Central to the limits of quantum mechanics is the Heisenberg uncertainty principle, which states that it is not possible to know a particle’s position and momentum with absolute accuracy, and the more precisely you measure one quantity, the less you know about the other. This is because to measure its position you have to disturb its momentum by hitting it with another particle and observing how the momentum of this second particle changes. One of the same principles is applied for measuring a particle’s spin angular momentum, which involves observing how the polarisation of incident light is changed by the interaction with the particle – every measurement disturbs the atom’s spin slightly. To infer the spin precession rate, you need to measure the spin angle, as well as its overall amplitude, repeatedly. However, the spin is disturbed by every measurement slightly, creating a minimum possible uncertainty.
The alternative approach suggested by Morgan Mitchell’s group at the Institute of Photonic Sciences in Barcelona could circumvent this problem. They have said in some of their writings that the spin angle is, in fact, two angles that are the azimuthal angle (like longitude on the Earth’s surface) and the polar angle (like latitude). To measure the precession rate, you need only the azimuthal angle. Therefore, by loading as much uncertainty as possible into the polar angle, you can measure the two quantities you need – the azimuthal angle and amplitude of the spin – and therefore measure the spin precession rate much more accurately than previously thought possible. ‘There are certain experiments that are done by scientist that people expect to be limited by the Heisenberg uncertainty principle which in fact are not,’ says Mitchell.
Actually achieving this in practice, however, proved extremely difficult. The team of scientist cooled down a cloud of atoms to a few microkelvin, applied a magnetic field to produce spin motion and illuminated the cloud with a laser to measure the orientation of the atomic spins. ‘Not all the technologies we used for the experiment existed when we started,’ says Giorgio Colangelo, another member of the research team. ‘We had to design and develop a particular detector that was fast enough and with very low noise. We also had to improve a lot the way we were preparing the atoms and find a way to efficiently use all the dynamic range we had in the detector.’ It is said in an interview that it is hoped by the researchers that atomic timekeeping and nitrogen-vacancy magnetometry, which uses the precession of nitrogen defects in diamonds to measure magnetic fields, may benefit from the techniques unveiled here in the next few years. ‘We really hope that, in the long term, magnetic resonance techniques such as NMR and MRI may benefit, but right now they are limited by some other effects,’ says Colangelo.
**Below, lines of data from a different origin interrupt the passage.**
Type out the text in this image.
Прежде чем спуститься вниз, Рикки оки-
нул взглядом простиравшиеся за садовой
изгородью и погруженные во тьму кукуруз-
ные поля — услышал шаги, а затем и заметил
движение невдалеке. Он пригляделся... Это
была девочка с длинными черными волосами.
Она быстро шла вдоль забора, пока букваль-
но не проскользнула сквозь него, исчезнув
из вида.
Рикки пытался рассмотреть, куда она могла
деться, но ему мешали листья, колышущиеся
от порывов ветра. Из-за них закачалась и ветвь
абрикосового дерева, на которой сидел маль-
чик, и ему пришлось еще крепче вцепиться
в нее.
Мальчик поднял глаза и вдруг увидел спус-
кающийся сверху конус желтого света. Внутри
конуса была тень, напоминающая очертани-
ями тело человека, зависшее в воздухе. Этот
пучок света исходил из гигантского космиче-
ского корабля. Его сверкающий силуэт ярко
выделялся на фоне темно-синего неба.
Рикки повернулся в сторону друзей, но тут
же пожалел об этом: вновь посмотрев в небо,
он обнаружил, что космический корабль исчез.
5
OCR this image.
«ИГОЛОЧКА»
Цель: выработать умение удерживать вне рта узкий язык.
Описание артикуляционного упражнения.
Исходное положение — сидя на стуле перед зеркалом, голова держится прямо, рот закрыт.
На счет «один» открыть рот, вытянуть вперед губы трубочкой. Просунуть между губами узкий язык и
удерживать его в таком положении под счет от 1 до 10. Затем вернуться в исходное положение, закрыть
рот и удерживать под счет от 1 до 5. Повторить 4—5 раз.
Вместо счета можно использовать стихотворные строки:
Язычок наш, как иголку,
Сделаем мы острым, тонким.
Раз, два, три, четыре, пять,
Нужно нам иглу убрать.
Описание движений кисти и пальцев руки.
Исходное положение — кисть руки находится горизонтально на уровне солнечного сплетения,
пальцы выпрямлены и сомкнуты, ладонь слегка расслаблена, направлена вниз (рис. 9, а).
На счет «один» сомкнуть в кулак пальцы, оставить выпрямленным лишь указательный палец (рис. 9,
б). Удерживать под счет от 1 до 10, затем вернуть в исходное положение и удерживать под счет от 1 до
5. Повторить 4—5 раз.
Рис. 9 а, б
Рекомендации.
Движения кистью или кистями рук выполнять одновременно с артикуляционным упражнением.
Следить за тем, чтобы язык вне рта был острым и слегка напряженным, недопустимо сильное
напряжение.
Eugene Polzik of the University of Copenhagen in Denmark is impressed: ‘It sets a new and clever way of measuring certain magnetic field disturbances using an ensemble of quantum spins,’ he says. ‘It would be easy for me to look at this and say “Oh, yes, right: it doesn’t contradict quantum mechanics," but to figure out how to achieve this, and also to figure out how relevant it is and under what circumstances this is an excellent and elegant development.’